Ke manapun Mbah Nun pergi rasanya energi silaturahim selalu terbawa. Walau pada saat berada di panggung Mbah Nun sempat membercandai “Kesalahan besar UNY mengundang saya, wong saya ini bukan siapa-siapa”. Tapi kalimat tersebut disambut oleh Prof. Suminto A Sayuthi, “Hal ini sudah dikumandangkan oleh Cak Nun sejak tahun 76.” Dan Pak Suminto pun mengutip puisi karya Mbah Nun.

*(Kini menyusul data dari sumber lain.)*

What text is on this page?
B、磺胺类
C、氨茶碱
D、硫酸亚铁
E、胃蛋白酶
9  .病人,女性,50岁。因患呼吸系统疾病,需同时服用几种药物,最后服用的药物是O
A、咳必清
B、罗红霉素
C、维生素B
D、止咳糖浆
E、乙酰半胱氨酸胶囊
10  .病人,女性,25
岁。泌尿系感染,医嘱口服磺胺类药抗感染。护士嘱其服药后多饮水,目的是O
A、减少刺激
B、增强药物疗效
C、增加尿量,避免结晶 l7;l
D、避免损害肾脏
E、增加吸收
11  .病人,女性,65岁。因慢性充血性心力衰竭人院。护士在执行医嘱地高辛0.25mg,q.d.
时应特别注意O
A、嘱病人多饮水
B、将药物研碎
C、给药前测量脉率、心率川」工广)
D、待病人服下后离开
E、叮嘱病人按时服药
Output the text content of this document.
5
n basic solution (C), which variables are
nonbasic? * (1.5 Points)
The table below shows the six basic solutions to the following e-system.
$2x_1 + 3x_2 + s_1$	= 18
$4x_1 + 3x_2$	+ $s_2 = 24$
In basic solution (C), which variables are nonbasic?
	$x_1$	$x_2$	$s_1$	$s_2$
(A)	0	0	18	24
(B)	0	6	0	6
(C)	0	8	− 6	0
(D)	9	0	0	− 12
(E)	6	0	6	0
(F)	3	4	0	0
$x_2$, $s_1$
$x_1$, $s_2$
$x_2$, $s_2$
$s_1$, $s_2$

Yang mendasar yang dipaparkan oleh Mbah Nun pada pagi ini adalah membangun kesadaran bahwa aslinya kita sangat tidak layak beridul fitri karena kita belum pernah lulus betul dalam berpuasa. Tapi kita diberi kesempatan ber-Idul Fitri atas dasar kemurahan dan kinasih Gusti Allah Swt.

Senin pertama pasca hari raya Idul Fitri 1440 H tahun ini, 10 Juni 2019, jajaran rektorat, pengajar, dan civitas kampus Universitas Negeri Yogyakarta tampaknya merasa butuh energi baru untuk memulai kembali segala kegiatan setelah beberapa hari libur hari raya. “Merajut Silaturrahim Untuk Memperkuat Persatuan Menuju UNY Unggul”, kalimat yang terpampang di background panggung di Gedung Auditorium Universitas Negeri Yogyakarta sejak pagi hari, acara dijadwalkan bermula pukul 08.00 WIB. Bersanding dengan kalimat tersebut foto Mbah Nun dengan ukuran yang pas.